Schülerinnen und Schüler und ihre Angehörigen hatten an der Berufsmesse in Rheinfelden die Möglichkeit, sich mehr als 70 Berufe näher anzuschauen.
Janine Tschopp
60 Firmen aus der Region nahmen am vergangenen Freitag und Samstag an der Berufsmesse ...
Schülerinnen und Schüler und ihre Angehörigen hatten an der Berufsmesse in Rheinfelden die Möglichkeit, sich mehr als 70 Berufe näher anzuschauen.
Janine Tschopp
60 Firmen aus der Region nahmen am vergangenen Freitag und Samstag an der Berufsmesse «Schule trifft Wirtschaft» in Rheinfelden teil. Am Freitag kamen rund 500 Achtklässlerinnen und Achtklässler aus Rheinfelden und Möhlin im Klassenverband und erkundigten sich spezifisch über Berufe, die für sie in Fragen kommen. Nach Impulsreferaten durch Berufsbildnerinnen und Berufsbildner begaben sich die zukünftigen Fachkräfte an die Stände der ausgewählten Berufe und besprachen in 20-Minuten-Slots ihre vorbereiteten Fragen.
Am Samstagvormittag war die Messe für alle Oberstufenschüler (7. bis 9. Klasse) aus Rheinfelden und Möhlin sowie für ihre Eltern und Begleitpersonen offen. Die Besuchenden zirkulierten frei und orientierten sich an den Ständen über die verschiedenen Berufe. Wie sieht der Alltag aus? Was muss man mitbringen? Welche Wege führen zu diesem Beruf? Welche Möglichkeiten gibt es in Zusammenhang mit Schnupperlehren und Lehrstellen?

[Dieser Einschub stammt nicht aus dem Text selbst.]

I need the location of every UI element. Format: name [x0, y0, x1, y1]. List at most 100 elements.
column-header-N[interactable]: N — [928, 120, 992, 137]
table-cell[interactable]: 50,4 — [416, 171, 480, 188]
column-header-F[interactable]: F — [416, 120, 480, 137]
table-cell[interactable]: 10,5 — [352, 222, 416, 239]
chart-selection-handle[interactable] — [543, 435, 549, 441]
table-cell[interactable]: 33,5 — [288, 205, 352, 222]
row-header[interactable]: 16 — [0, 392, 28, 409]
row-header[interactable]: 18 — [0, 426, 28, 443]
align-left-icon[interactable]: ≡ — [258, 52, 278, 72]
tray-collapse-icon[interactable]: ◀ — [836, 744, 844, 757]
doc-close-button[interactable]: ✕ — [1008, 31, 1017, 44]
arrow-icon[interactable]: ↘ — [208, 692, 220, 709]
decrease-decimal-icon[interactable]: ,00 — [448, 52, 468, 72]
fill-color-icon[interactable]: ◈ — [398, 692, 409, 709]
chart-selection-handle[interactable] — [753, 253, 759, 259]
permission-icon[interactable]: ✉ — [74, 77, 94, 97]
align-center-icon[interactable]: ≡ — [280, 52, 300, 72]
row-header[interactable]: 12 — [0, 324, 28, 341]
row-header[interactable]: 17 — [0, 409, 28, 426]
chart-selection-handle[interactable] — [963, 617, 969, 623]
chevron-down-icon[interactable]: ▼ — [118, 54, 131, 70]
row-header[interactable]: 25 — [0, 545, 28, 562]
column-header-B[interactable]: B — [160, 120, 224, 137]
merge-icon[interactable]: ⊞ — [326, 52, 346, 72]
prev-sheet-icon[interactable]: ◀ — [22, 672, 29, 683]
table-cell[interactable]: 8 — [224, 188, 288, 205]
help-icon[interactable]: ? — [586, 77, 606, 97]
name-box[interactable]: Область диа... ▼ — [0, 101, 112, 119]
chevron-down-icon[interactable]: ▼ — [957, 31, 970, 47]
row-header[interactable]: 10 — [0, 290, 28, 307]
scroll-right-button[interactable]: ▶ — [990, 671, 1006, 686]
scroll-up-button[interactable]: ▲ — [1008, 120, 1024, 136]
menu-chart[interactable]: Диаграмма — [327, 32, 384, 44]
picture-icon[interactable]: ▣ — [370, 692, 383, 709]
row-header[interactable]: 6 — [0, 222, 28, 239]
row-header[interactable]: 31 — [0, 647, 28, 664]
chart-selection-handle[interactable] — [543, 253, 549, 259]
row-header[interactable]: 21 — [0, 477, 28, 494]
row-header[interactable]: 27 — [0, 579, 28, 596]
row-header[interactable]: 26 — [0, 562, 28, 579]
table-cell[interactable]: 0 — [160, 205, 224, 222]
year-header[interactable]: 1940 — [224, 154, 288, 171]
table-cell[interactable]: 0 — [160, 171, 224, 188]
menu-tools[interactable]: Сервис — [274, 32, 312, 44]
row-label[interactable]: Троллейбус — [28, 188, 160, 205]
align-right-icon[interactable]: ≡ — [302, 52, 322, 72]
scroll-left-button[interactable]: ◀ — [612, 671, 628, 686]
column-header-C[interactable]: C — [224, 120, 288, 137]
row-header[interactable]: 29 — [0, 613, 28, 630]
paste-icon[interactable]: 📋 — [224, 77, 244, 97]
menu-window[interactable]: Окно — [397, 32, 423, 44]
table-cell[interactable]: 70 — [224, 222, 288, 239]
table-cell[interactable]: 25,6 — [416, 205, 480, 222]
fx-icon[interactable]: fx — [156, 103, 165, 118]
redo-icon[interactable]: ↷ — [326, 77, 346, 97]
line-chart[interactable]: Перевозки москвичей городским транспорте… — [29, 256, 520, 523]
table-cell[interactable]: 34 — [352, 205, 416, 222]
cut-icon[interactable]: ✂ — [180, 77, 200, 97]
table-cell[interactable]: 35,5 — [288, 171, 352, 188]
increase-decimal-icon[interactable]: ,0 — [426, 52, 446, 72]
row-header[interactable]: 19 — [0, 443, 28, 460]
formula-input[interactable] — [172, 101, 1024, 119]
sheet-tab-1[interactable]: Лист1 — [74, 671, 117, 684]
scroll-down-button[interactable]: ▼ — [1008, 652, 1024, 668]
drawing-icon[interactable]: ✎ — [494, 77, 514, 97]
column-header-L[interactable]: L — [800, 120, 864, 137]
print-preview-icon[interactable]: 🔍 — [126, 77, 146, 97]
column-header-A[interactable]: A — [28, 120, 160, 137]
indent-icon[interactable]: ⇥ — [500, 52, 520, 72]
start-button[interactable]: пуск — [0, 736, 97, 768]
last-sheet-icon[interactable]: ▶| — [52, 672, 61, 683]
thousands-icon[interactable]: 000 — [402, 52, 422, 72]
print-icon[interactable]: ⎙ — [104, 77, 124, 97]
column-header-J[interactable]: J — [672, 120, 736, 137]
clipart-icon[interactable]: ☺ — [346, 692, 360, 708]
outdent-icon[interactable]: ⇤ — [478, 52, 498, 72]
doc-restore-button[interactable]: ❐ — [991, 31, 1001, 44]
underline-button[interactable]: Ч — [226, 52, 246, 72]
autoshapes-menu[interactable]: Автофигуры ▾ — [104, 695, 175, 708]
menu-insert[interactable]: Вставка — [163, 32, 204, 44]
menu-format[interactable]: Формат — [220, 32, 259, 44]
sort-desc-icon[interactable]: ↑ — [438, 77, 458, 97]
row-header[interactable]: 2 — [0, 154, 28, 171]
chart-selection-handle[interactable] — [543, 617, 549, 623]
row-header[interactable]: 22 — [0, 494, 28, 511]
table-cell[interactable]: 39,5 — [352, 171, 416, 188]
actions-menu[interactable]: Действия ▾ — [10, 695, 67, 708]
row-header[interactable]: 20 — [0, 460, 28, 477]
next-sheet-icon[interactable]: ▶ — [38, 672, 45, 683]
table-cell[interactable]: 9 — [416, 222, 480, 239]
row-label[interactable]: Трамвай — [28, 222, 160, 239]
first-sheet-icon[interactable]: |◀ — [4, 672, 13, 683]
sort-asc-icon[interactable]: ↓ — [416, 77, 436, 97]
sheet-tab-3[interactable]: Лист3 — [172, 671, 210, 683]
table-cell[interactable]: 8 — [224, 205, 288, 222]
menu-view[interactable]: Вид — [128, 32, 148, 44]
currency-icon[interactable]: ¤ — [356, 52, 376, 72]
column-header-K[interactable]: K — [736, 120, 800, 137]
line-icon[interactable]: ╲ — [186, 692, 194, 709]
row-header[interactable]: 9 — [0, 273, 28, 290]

Vielfältige Auswahl direkt vor der Haustüre
«Ich interessiere mich für einen handwerklichen Beruf», sagte ein Siebtklässler im Gespräch mit der NFZ und meinte weiter: «Ich finde, es hat hier eine sehr grosse Auswahl an spannenden Berufen.» Auch von vielen Eltern gab es am Samstagvormittag positive Rückmeldungen. Das Gewerbe vor Ort zu haben und direkt vor der Haustüre Einblick in so viele Berufe zu erhalten, wurde sehr geschätzt. Eine Mutter meinte: «Es ist toll, dass die Jungen die Informationen nicht nur von den Lehrpersonen, sondern von Menschen erfahren, die den Beruf selber mit Leidenschaft ausüben.» Auch von Berufsbildnern kamen positive Rückmeldungen. «Wir müssen Sorge tragen zu unserem dualen Bildungssystem. Es ist wichtig, dass die jungen Menschen schon früh lernen, in einem Betrieb zu arbeiten», meinte Benno Keller, Birchmeier Kies + Beton AG. Auch Marco Ruflin, Lanz AG Gartenbau, lobte die Berufsschau: «Für uns ist es eine gute Möglichkeit, uns mit anderen Berufsbildnern zu vernetzen und Ideen auszutauschen.»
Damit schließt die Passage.